Swyft Cities was founded in 2019 by some of the Google alums who were behind transportation and real estate programs at Google’s campuses. They were tasked with investigating new forms of mobility that could help achieve what the startup now calls “district-scale transportation” in a way that both reduced car usage and created a better campus environment. The team, which included Swyft founder and CEO Jeral Poskey, reviewed ideas like underground tunnels and autonomous shuttles, but found that most infrastructure solutions existing today are built for long distance commutes, not short distance movement in dense environments.

“As you look to densify things, you have a lot of congestion and difficulty moving around, and this applies to a lot of universities, airports and other places within a one to five mile scale,” Poskey told TechCrunch, noting that it’s these closed campus environments that Swyft is targeting first. “Given the growth that we were looking at and all the market opportunities around the world, we took a chance, started a R&D project to see what we could come up with, and what we came up with was Swyft.”

Swyft tapped into Google’s existing partnership with Holmes Solutions in Christchurch, New Zealand for R&D, and since its founding has come up with a minimum viable product and secured its first customer agreement. The startup is now working with Remarkables Park in Queenstown, a large office, retail and residential space, to develop a network of autonomous gondolas. Swyft is aiming to have the first vehicles up and running by around August 2024, according to Poskey.

“[The team at Remarkables Park] have a first small leg that connects a few buildings and a carpark, and the goal is to test it out and prove it,” said Poskey. “They then have subsequent phases that will see this growing bigger and bigger, eventually expanding beyond their property until it becomes a public transit system that can go on top of or supplement what’s currently a difficult public transit environment down there, and really feed people from these dispersed areas on the edge of town into the bus system that can bring people into the core part of town.”

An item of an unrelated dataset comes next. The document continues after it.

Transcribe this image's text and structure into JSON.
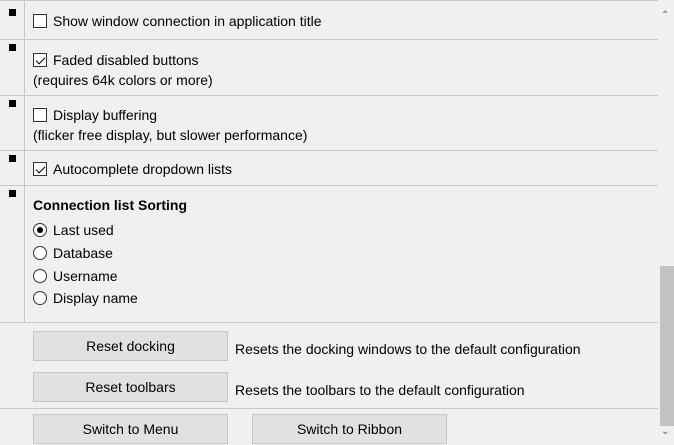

This model is how Swyft sees itself scaling in other environments and cities, as well. By starting small, it’s easy to expand, says Poskey, who explained that the Swyft system doesn’t have an endpoint like a train or even a traditional gondola system, but rather operates on a network that can grow outward from any node, thus adding additional value. So while those connections might begin in smaller environments, as they grow outwards, they’ll be able to connect to other forms of public transit more easily.

From a price perspective, these gondolas cost dramatically less than other public transit alternatives, like expanding roads and building more parking, according to Poskey.

“We hit the price point and the value proposition to say this is cheaper than building parking and you get a better campus experience out of it,” said Poskey. “You get a better property that’s more valuable, and you spent less money to make that happen.”

Swyft’s target cost point is $10 million per mile or less for the infrastructure, which Poskey says allows for the private sector to build it themselves rather than wait for government funding.

“That was the real trigger to say this is bigger than just something Google’s should develop on its own campuses,” said Poskey. “This is something that has a huge potential, is highly sustainable and just needs to be spun out to pursue the broader market on its own.”

This story has been updated with more background information about Swyft Cities.